ワットラインサービスは、東電の送電事業を担う東電パワーグリットが出資する東光高岳の100%子会社である。高野さんは1995年から取り替え工事などに従事してきたが、今年3月に契約を打ち切られた。会社側は高野さんについて、スマートメーターを交換する工事のミスなどの反則点が規定の点数を超えたため、打ち切ったと説明している。
●後出し処分は不当
訴状によれば、裁判では(1)高野さんが労働契約法上の労働者に当たるか(2)その場合、雇い止めに合理性があるかどうか――が争点。労働者性の判断に当たっては、企業組織への組み入れの有無や、仕事を受けるかどうかなどの諾否の自由の有無、時間や場所の拘束の度合いといった基準が適用される。
この点で原告側は、高野さんが事業所の指揮監督下で働いていたと主張。一定の稼働日数や工事数のノルマが課せられ、服務規程まで定められていたことなどを挙げ「(認定が厳しい)労働基準法の労働者に限りなく近い働き方になっていた」という。

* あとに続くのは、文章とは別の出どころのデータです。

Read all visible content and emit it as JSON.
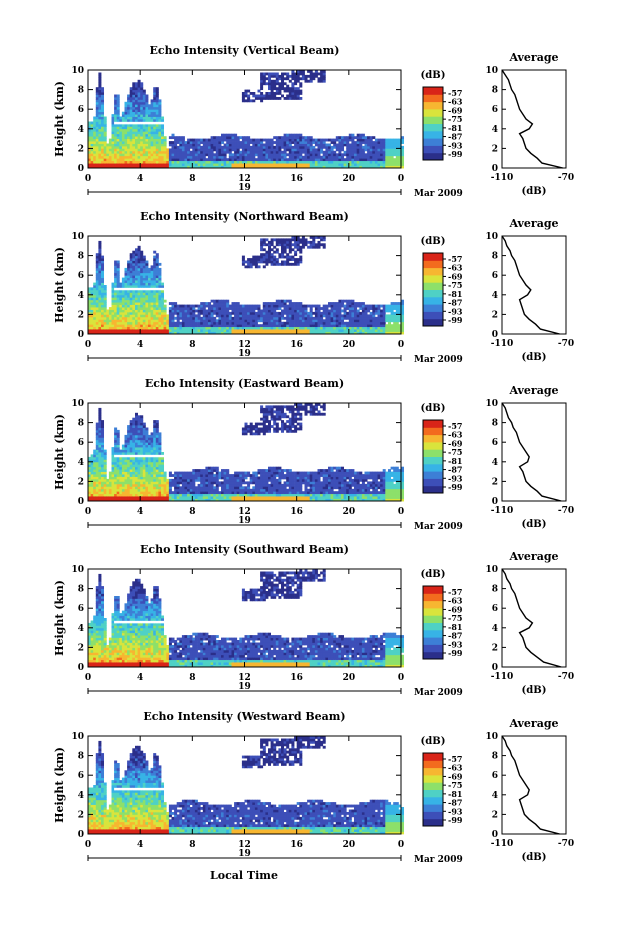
{
  "figure": {
    "x_axis_label": "Local Time",
    "color_unit": "(dB)",
    "date_label": "Mar 2009",
    "date_day": "19",
    "avg_title": "Average",
    "avg_xlabel": "(dB)"
  },
  "colorbar": {
    "ticks": [
      "-57",
      "-63",
      "-69",
      "-75",
      "-81",
      "-87",
      "-93",
      "-99"
    ],
    "colors": [
      "#2b2f8a",
      "#3d4fb8",
      "#3d7fd6",
      "#37b3e6",
      "#4fd1c5",
      "#8de06a",
      "#d9e43c",
      "#f7b631",
      "#f36b1e",
      "#d92418"
    ]
  },
  "chart_data": [
    {
      "type": "heatmap",
      "title": "Echo Intensity (Vertical Beam)",
      "ylabel": "Height (km)",
      "xlabel": "Local Time",
      "x_ticks": [
        "0",
        "4",
        "8",
        "12",
        "16",
        "20",
        "0"
      ],
      "y_ticks": [
        "0",
        "2",
        "4",
        "6",
        "8",
        "10"
      ],
      "xlim": [
        0,
        24
      ],
      "ylim": [
        0,
        10
      ],
      "color_range_db": [
        -99,
        -57
      ],
      "avg_profile": {
        "title": "Average",
        "xlabel": "(dB)",
        "x_ticks": [
          "-110",
          "-70"
        ],
        "xlim": [
          -110,
          -70
        ],
        "height": [
          0,
          0.5,
          1,
          1.5,
          2,
          2.5,
          3,
          3.5,
          4,
          4.5,
          5,
          5.5,
          6,
          6.5,
          7,
          7.5,
          8,
          8.5,
          9,
          9.5,
          10
        ],
        "db": [
          -72,
          -85,
          -88,
          -92,
          -95,
          -96,
          -97,
          -99,
          -93,
          -91,
          -95,
          -97,
          -99,
          -100,
          -101,
          -102,
          -104,
          -105,
          -106,
          -108,
          -110
        ]
      }
    },
    {
      "type": "heatmap",
      "title": "Echo Intensity (Northward Beam)",
      "ylabel": "Height (km)",
      "xlabel": "Local Time",
      "x_ticks": [
        "0",
        "4",
        "8",
        "12",
        "16",
        "20",
        "0"
      ],
      "y_ticks": [
        "0",
        "2",
        "4",
        "6",
        "8",
        "10"
      ],
      "xlim": [
        0,
        24
      ],
      "ylim": [
        0,
        10
      ],
      "color_range_db": [
        -99,
        -57
      ],
      "avg_profile": {
        "title": "Average",
        "xlabel": "(dB)",
        "x_ticks": [
          "-110",
          "-70"
        ],
        "xlim": [
          -110,
          -70
        ],
        "height": [
          0,
          0.5,
          1,
          1.5,
          2,
          2.5,
          3,
          3.5,
          4,
          4.5,
          5,
          5.5,
          6,
          6.5,
          7,
          7.5,
          8,
          8.5,
          9,
          9.5,
          10
        ],
        "db": [
          -74,
          -86,
          -89,
          -93,
          -96,
          -97,
          -98,
          -99,
          -94,
          -92,
          -95,
          -97,
          -99,
          -100,
          -101,
          -102,
          -104,
          -105,
          -107,
          -108,
          -110
        ]
      }
    },
    {
      "type": "heatmap",
      "title": "Echo Intensity (Eastward Beam)",
      "ylabel": "Height (km)",
      "xlabel": "Local Time",
      "x_ticks": [
        "0",
        "4",
        "8",
        "12",
        "16",
        "20",
        "0"
      ],
      "y_ticks": [
        "0",
        "2",
        "4",
        "6",
        "8",
        "10"
      ],
      "xlim": [
        0,
        24
      ],
      "ylim": [
        0,
        10
      ],
      "color_range_db": [
        -99,
        -57
      ],
      "avg_profile": {
        "title": "Average",
        "xlabel": "(dB)",
        "x_ticks": [
          "-110",
          "-70"
        ],
        "xlim": [
          -110,
          -70
        ],
        "height": [
          0,
          0.5,
          1,
          1.5,
          2,
          2.5,
          3,
          3.5,
          4,
          4.5,
          5,
          5.5,
          6,
          6.5,
          7,
          7.5,
          8,
          8.5,
          9,
          9.5,
          10
        ],
        "db": [
          -73,
          -85,
          -88,
          -92,
          -95,
          -96,
          -97,
          -99,
          -94,
          -93,
          -95,
          -97,
          -99,
          -100,
          -101,
          -103,
          -104,
          -106,
          -107,
          -108,
          -110
        ]
      }
    },
    {
      "type": "heatmap",
      "title": "Echo Intensity (Southward Beam)",
      "ylabel": "Height (km)",
      "xlabel": "Local Time",
      "x_ticks": [
        "0",
        "4",
        "8",
        "12",
        "16",
        "20",
        "0"
      ],
      "y_ticks": [
        "0",
        "2",
        "4",
        "6",
        "8",
        "10"
      ],
      "xlim": [
        0,
        24
      ],
      "ylim": [
        0,
        10
      ],
      "color_range_db": [
        -99,
        -57
      ],
      "avg_profile": {
        "title": "Average",
        "xlabel": "(dB)",
        "x_ticks": [
          "-110",
          "-70"
        ],
        "xlim": [
          -110,
          -70
        ],
        "height": [
          0,
          0.5,
          1,
          1.5,
          2,
          2.5,
          3,
          3.5,
          4,
          4.5,
          5,
          5.5,
          6,
          6.5,
          7,
          7.5,
          8,
          8.5,
          9,
          9.5,
          10
        ],
        "db": [
          -73,
          -84,
          -88,
          -92,
          -95,
          -96,
          -97,
          -99,
          -93,
          -91,
          -95,
          -97,
          -99,
          -100,
          -101,
          -102,
          -104,
          -105,
          -107,
          -108,
          -110
        ]
      }
    },
    {
      "type": "heatmap",
      "title": "Echo Intensity (Westward Beam)",
      "ylabel": "Height (km)",
      "xlabel": "Local Time",
      "x_ticks": [
        "0",
        "4",
        "8",
        "12",
        "16",
        "20",
        "0"
      ],
      "y_ticks": [
        "0",
        "2",
        "4",
        "6",
        "8",
        "10"
      ],
      "xlim": [
        0,
        24
      ],
      "ylim": [
        0,
        10
      ],
      "color_range_db": [
        -99,
        -57
      ],
      "avg_profile": {
        "title": "Average",
        "xlabel": "(dB)",
        "x_ticks": [
          "-110",
          "-70"
        ],
        "xlim": [
          -110,
          -70
        ],
        "height": [
          0,
          0.5,
          1,
          1.5,
          2,
          2.5,
          3,
          3.5,
          4,
          4.5,
          5,
          5.5,
          6,
          6.5,
          7,
          7.5,
          8,
          8.5,
          9,
          9.5,
          10
        ],
        "db": [
          -74,
          -86,
          -89,
          -93,
          -96,
          -97,
          -98,
          -99,
          -94,
          -93,
          -95,
          -97,
          -99,
          -100,
          -101,
          -102,
          -104,
          -105,
          -107,
          -108,
          -110
        ]
      }
    }
  ]
}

契約打ち切りについては、同社が新たな反則規定を定めたのは昨年6月であり、それを1月にさかのぼって適用し、処分するのはおかしいと批判している。
こうしたことから、原告側は高野さんが労働契約法上の労働者であり、契約打ち切りは合理性のない、不当な雇い止めになり違法と主張している。
裁判とは別に、高野さんが加入する全労連・全国一般東京地本と同一般合同労組は、ワットラインサービスがこの問題で団体交渉を拒否していることについて、東京都労働委員会に申し立てをしており、年内にも決定が出される予定だという。
〈解説〉問われる判断基準
今回の裁判では労働者性の有無が大きな争点だ。
労働法では、(1)労働基準法上の労働者(2)労働組合法上の労働者――という二つの概念がある。一般に労基法上の労働者の方が基準が厳しく、認められにくいとされる。高野さんのケースは、労働契約法上の労働者に当たるかどうかを争うもので、裁判例は多くない。
原告側代理人の鷲見賢一郎弁護士によれば、労働契約法上の労働者を判断する場合、労基法上の労働者の判断基準を適用すべきとする学説が多いという。しかし、法違反に対して刑事罰を科す労基法の場合は厳密な判断基準が求められるとしても、民事法である労契法に労基法並みの厳密さを求める必要性は薄いとする学説も存在すると指摘。
原告側は「労基法上の労働者の基準に限りなく近い状態であれば、労契法による保護規定を適用すべきだろう」と訴えている。